PointMLP [12][13] is an extension of the traditional MLP architecture that incorporates residual blocks for better performance on point cloud analysis tasks. The key idea behind PointMLP is that local geometric information may not be as important as previously thought and that simple yet effective methods such as the geometric affine sampling technique can achieve high accuracy without the need for complex geometric feature extraction. This approach not only improves robustness but also allows for faster computation and reduced model complexity. The use of residual blocks in PointMLP further enhances the network’s ability to learn complex representations by enabling it to capture both short-term and long-term dependencies.

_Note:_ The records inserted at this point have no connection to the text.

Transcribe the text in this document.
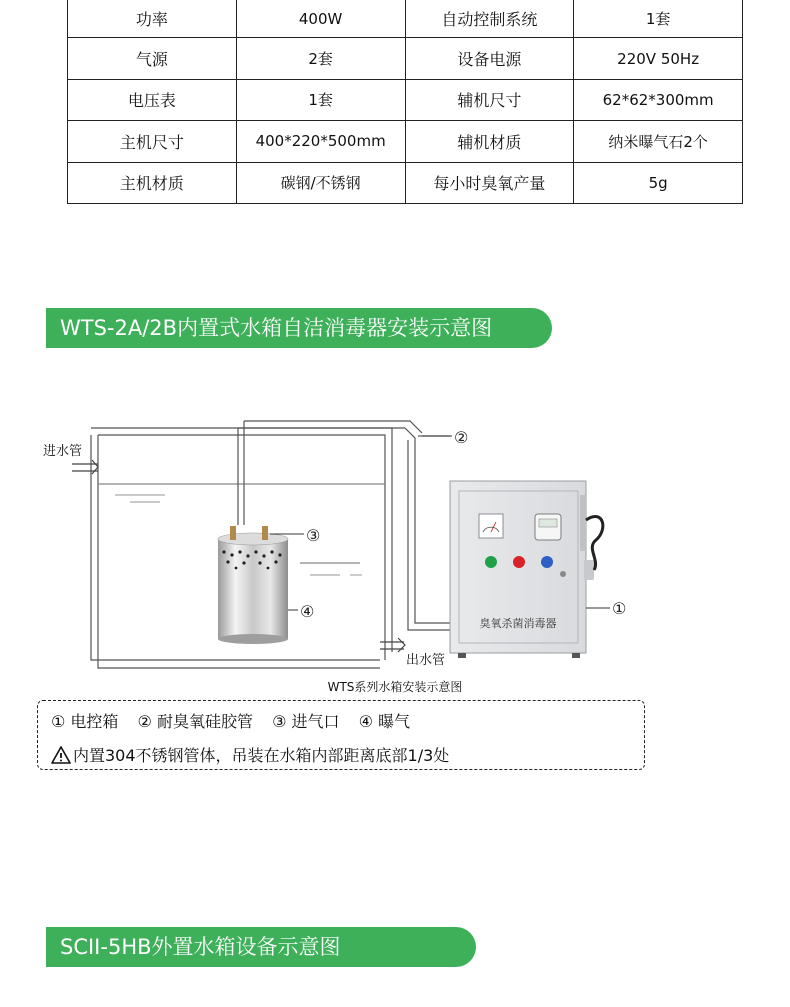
功率	400W	自动控制系统	1套
气源	2套	设备电源	220V 50Hz
电压表	1套	辅机尺寸	62*62*300mm
主机尺寸	400*220*500mm	辅机材质	纳米曝气石2个
主机材质	碳钢/不锈钢	每小时臭氧产量	5g
WTS-2A/2B内置式水箱自洁消毒器安装示意图
臭氧杀菌消毒器
①
②
③
④
进水管
出水管
WTS系列水箱安装示意图
① 电控箱 ② 耐臭氧硅胶管 ③ 进气口 ④ 曝气
内置304不锈钢管体，吊装在水箱内部距离底部1/3处
SCII-5HB外置水箱设备示意图
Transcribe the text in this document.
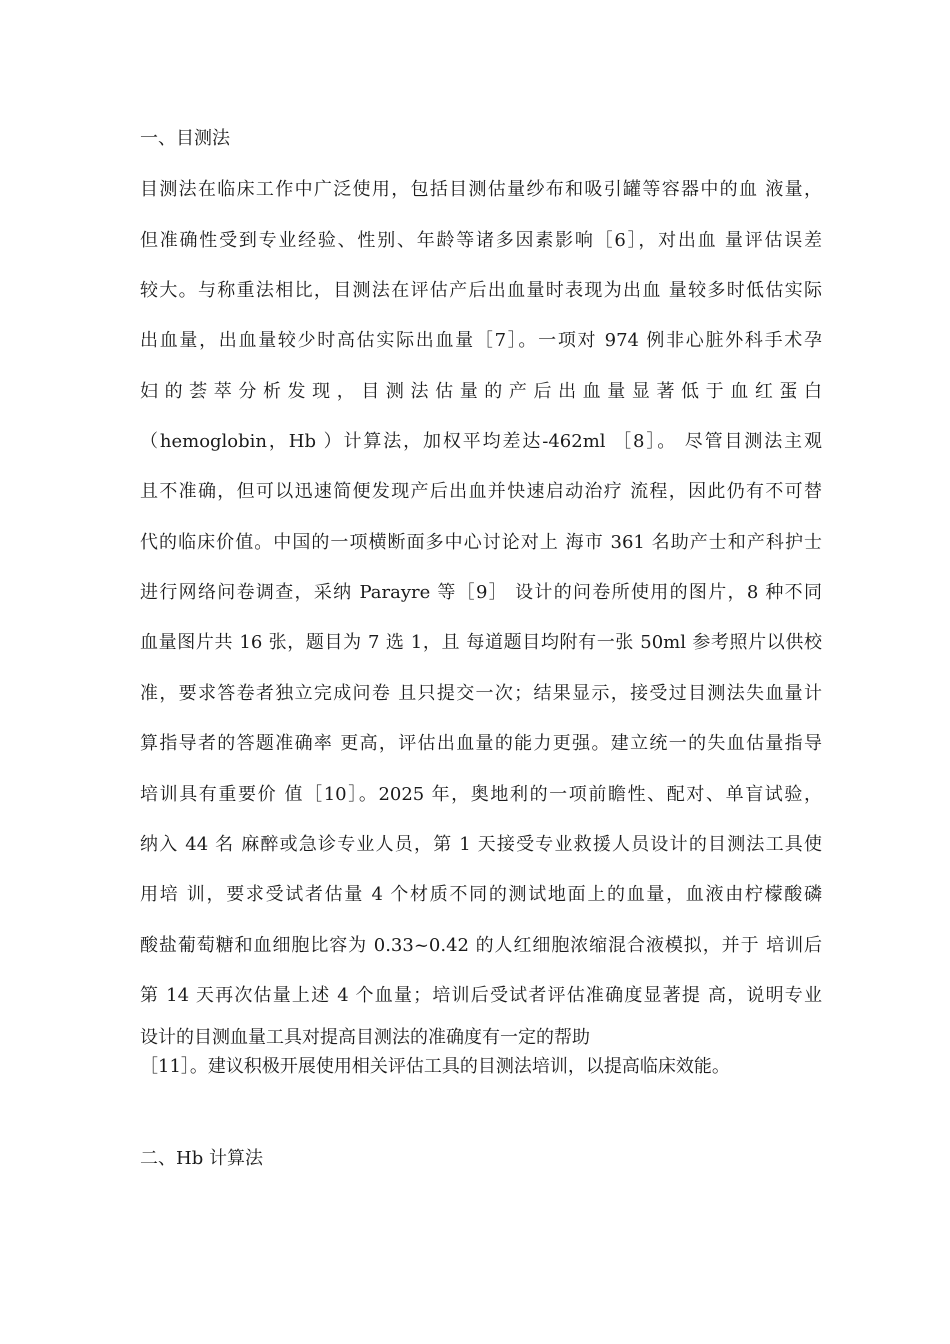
一、目测法
目测法在临床工作中广泛使用，包括目测估量纱布和吸引罐等容器中的血 液量，
但准确性受到专业经验、性别、年龄等诸多因素影响［6］，对出血 量评估误差
较大。与称重法相比，目测法在评估产后出血量时表现为出血 量较多时低估实际
出血量，出血量较少时高估实际出血量［7］。一项对 974 例非心脏外科手术孕
妇 的 荟 萃 分 析 发 现 ， 目 测 法 估 量 的 产 后 出 血 量 显 著 低 于 血 红 蛋 白
（hemoglobin，Hb ）计算法，加权平均差达-462ml ［8］。 尽管目测法主观
且不准确，但可以迅速简便发现产后出血并快速启动治疗 流程，因此仍有不可替
代的临床价值。中国的一项横断面多中心讨论对上 海市 361 名助产士和产科护士
进行网络问卷调查，采纳 Parayre 等［9］ 设计的问卷所使用的图片，8 种不同
血量图片共 16 张，题目为 7 选 1，且 每道题目均附有一张 50ml 参考照片以供校
准，要求答卷者独立完成问卷 且只提交一次；结果显示，接受过目测法失血量计
算指导者的答题准确率 更高，评估出血量的能力更强。建立统一的失血估量指导
培训具有重要价 值［10］。2025 年，奥地利的一项前瞻性、配对、单盲试验，
纳入 44 名 麻醉或急诊专业人员，第 1 天接受专业救援人员设计的目测法工具使
用培 训，要求受试者估量 4 个材质不同的测试地面上的血量，血液由柠檬酸磷
酸盐葡萄糖和血细胞比容为 0.33~0.42 的人红细胞浓缩混合液模拟，并于 培训后
第 14 天再次估量上述 4 个血量；培训后受试者评估准确度显著提 高，说明专业
设计的目测血量工具对提高目测法的准确度有一定的帮助
［11］。建议积极开展使用相关评估工具的目测法培训，以提高临床效能。
二、Hb 计算法
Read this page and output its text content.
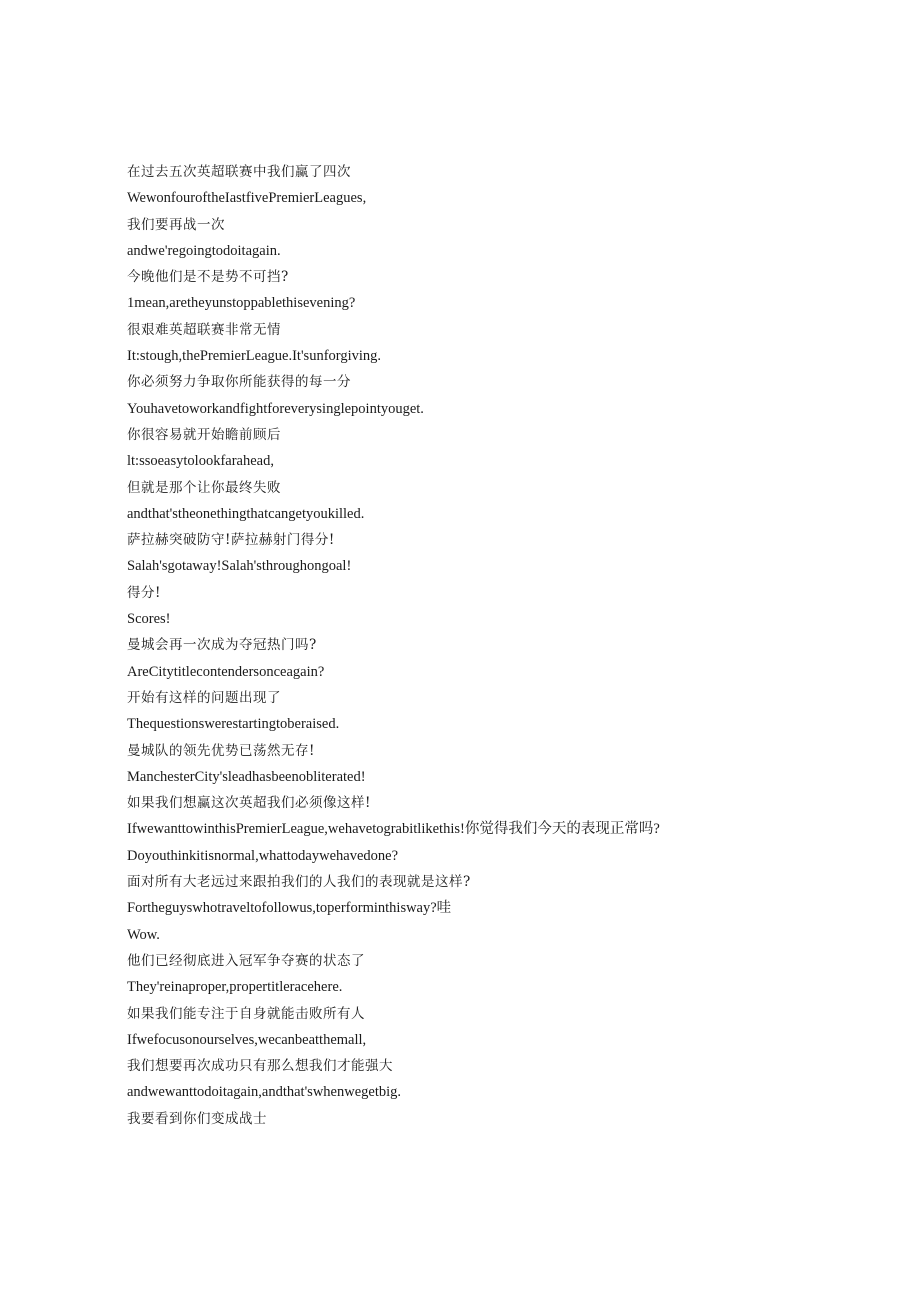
在过去五次英超联赛中我们赢了四次
WewonfouroftheIastfivePremierLeagues,
我们要再战一次
andwe'regoingtodoitagain.
今晚他们是不是势不可挡?
1mean,aretheyunstoppablethisevening?
很艰难英超联赛非常无情
It:stough,thePremierLeague.It'sunforgiving.
你必须努力争取你所能获得的每一分
Youhavetoworkandfightforeverysinglepointyouget.
你很容易就开始瞻前顾后
lt:ssoeasytolookfarahead,
但就是那个让你最终失败
andthat'stheonethingthatcangetyoukilled.
萨拉赫突破防守!萨拉赫射门得分!
Salah'sgotaway!Salah'sthroughongoal!
得分!
Scores!
曼城会再一次成为夺冠热门吗?
AreCitytitlecontendersonceagain?
开始有这样的问题出现了
Thequestionswerestartingtoberaised.
曼城队的领先优势已荡然无存!
ManchesterCity'sleadhasbeenobliterated!
如果我们想赢这次英超我们必须像这样!
IfwewanttowinthisPremierLeague,wehavetograbitlikethis!你觉得我们今天的表现正常吗?
Doyouthinkitisnormal,whattodaywehavedone?
面对所有大老远过来跟拍我们的人我们的表现就是这样?
Fortheguyswhotraveltofollowus,toperforminthisway?哇
Wow.
他们已经彻底进入冠军争夺赛的状态了
They'reinaproper,propertitleracehere.
如果我们能专注于自身就能击败所有人
Ifwefocusonourselves,wecanbeatthemall,
我们想要再次成功只有那么想我们才能强大
andwewanttodoitagain,andthat'swhenwegetbig.
我要看到你们变成战士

Additionally, the FPS sampling with the geometric affine method allows for better handling of variations in scale, rotation, and translation, making PointMLP suitable for a wide range of point cloud analysis tasks. Overall, The main contribution of PointMLP is its use of residual blocks in an MLP framework for point cloud analysis, challenging the notion that local geometric information is necessary for accurate analysis. Additionally, the use of the geometric affine sampling method enhances the robustness and accuracy of the model. PointMLP represents a promising advancement in the field of deep learning for point cloud analysis.

4. GhostMLP

GhostMLP is a novel neural network architecture that introduces a new residual MLP module that significantly reduces the number of parameters without compromising the classification performances. The GhostMLP is evaluated and validated with the two popular point cloud classification datasets: ScanObjectNN and ModelNet40. The results show that GhostMLP and its variant GhostMLP-S achieve competitive performance and fast inference compared with other state-of-the-art methods and their baseline. GhostMLP also could be to other tasks such as part segmentation on ShapeNet-Part and classification on mobile lidar scan (MLS) data, demonstrating its versatility and efficiency for different point cloud recognition applications.